10. OccamsMirror ◴[15 Jul 25 06:47 UTC] No.44568553{4}[source]▶

>>44568209 #

It's definitely made me more productive for admin tasks and things that I wouldn't bother scripting if I had to write it myself. Having an LLM pump out busy work like that is definitely a game changer.

When I point it at my projects though, the outcomes are much less reliable and often quite frustrating.

replies(1): >>44570290 #

11. XenophileJKO ◴[15 Jul 25 06:58 UTC] No.44568639{6}[source]▶

>>44568536 #

Ah.. now you are asking the right questions. If you can't handle 3-5 junior engineers.. then yes, you likely can't get 10-20x speed from an LLM.

However if you can quickly read code, see and succintly communicate the more optimal solution, you can easily 10x-20x your ability to code.

I'm begining to believe it may primarily come down to having the vocabulary and linguistic ability to succintly and clearly state the gaps in the code.

replies(1): >>44568936 #

12. fzeroracer ◴[15 Jul 25 07:50 UTC] No.44568936{7}[source]▶

>>44568639 #

> However if you can quickly read code, see and succintly communicate the more optimal solution, you can easily 10x-20x your ability to code.

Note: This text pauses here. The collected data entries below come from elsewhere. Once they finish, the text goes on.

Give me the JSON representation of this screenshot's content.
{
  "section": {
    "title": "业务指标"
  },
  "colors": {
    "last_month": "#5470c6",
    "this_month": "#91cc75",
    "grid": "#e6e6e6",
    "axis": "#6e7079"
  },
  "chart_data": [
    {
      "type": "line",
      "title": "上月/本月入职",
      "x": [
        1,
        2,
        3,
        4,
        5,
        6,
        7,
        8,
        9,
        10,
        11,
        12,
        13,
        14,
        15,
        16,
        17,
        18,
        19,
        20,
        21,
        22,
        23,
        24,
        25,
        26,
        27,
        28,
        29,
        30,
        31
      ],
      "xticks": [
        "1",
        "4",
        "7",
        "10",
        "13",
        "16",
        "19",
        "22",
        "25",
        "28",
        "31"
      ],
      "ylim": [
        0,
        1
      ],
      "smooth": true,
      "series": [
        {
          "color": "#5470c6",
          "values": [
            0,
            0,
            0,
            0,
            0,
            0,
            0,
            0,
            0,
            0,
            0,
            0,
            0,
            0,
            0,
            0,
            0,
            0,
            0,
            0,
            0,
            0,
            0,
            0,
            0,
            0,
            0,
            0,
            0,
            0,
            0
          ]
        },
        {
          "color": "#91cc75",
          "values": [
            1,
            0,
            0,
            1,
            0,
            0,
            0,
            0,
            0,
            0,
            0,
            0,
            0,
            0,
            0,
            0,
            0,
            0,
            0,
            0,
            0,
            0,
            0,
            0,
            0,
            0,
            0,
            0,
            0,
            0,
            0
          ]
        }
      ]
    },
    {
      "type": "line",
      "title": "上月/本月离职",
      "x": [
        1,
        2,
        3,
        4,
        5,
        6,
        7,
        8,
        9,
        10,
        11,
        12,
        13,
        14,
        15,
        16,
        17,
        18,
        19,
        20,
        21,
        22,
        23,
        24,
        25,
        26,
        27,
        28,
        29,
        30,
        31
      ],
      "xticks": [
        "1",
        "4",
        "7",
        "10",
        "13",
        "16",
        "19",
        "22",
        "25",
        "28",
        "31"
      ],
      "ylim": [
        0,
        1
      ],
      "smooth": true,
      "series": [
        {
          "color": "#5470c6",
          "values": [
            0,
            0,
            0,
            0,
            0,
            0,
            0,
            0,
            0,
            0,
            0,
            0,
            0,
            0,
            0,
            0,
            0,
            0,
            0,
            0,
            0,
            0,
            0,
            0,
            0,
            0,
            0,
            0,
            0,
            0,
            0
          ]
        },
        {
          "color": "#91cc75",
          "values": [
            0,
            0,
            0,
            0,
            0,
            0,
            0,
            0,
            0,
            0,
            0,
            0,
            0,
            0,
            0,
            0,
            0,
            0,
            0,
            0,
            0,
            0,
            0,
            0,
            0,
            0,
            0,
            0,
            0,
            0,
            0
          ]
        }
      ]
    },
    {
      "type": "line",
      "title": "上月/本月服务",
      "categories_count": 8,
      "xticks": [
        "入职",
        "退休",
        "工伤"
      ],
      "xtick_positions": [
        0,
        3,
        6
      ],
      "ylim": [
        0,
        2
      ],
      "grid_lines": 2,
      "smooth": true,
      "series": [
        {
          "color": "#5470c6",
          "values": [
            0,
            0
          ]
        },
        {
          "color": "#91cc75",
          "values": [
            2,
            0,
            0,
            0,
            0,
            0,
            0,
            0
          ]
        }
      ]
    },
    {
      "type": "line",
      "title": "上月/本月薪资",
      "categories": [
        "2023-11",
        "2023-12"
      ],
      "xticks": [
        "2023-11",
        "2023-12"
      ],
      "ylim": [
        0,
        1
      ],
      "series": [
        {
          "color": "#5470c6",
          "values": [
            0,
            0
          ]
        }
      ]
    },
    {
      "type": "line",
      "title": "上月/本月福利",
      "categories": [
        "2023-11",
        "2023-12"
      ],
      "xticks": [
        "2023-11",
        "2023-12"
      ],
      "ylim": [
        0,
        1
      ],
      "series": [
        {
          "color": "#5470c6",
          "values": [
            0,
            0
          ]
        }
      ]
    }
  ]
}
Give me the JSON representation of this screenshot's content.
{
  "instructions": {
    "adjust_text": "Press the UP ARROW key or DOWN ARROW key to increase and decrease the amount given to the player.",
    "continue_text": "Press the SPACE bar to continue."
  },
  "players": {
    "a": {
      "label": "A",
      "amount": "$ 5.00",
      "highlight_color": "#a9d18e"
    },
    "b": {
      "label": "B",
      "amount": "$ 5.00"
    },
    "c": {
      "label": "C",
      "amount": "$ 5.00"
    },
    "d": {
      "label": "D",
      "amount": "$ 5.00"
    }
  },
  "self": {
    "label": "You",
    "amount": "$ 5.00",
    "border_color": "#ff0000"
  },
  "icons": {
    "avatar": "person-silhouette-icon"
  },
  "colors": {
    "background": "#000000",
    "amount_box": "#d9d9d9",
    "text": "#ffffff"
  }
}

Do you believe you've managed to solve the most common wisdom in the software engineering industry? That reading code is much harder than writing it? If you have, then you should write up a white paper for the rest of us to follow.

Because every time I've seen someone say this, it's from someone that doesn't actually read the code they're reviewing.

replies(1): >>44569624 #

13. XenophileJKO ◴[15 Jul 25 10:05 UTC] No.44569624{8}[source]▶

>>44568936 #

Harder maybe, slower.. no.

14. liveoneggs ◴[15 Jul 25 12:07 UTC] No.44570290{5}[source]▶

>>44568553 #

https://marketoonist.com/2023/03/ai-written-ai-read.html

15. PleasureBot ◴[15 Jul 25 12:24 UTC] No.44570410{3}[source]▶

>>44568159 #

People have much more favorable interactions with coding LLMs when they are using it for greenfield projects that they don't have to maintain (ie personal projects). You can get 2 months of work done in a weekend and then you hit a brick wall because the code is such a gigantic ball of mud that neither you nor the LLM are capable of working on it.

Working with production code is basically jumping straight to the ball of mud phase, maybe somewhat less tangled but usually a much much larger codebase. Its very hard to describe to an LLM what to even do since you have such a complex web of interactions to consider in most mature production code.

replies(1): >>44572855 #

16. jowea ◴[15 Jul 25 13:13 UTC] No.44570793[source]▶

>>44568040 (TP) #

Big Tech can jam X everywhere and not get actual adoption though, it's not magic. They can nudge people but can't force them to use it. And yes a lot of AI jammed everywhere is getting the Clippy reaction.

replies(1): >>44573076 #

17. throwawayoldie ◴[15 Jul 25 15:26 UTC] No.44572169{5}[source]▶

>>44568420 #

> They’ve made me slightly more productive, for sure

How are you measuring this? Are you actually saying that you _feel_ slightly more productive?

replies(1): >>44573181 #

18. XenophileJKO ◴[15 Jul 25 16:25 UTC] No.44572855{4}[source]▶

>>44570410 #

Maybe the difference is I know how to componentize mature code bases, which effectively limits the scope required for a human (or AI) to edit.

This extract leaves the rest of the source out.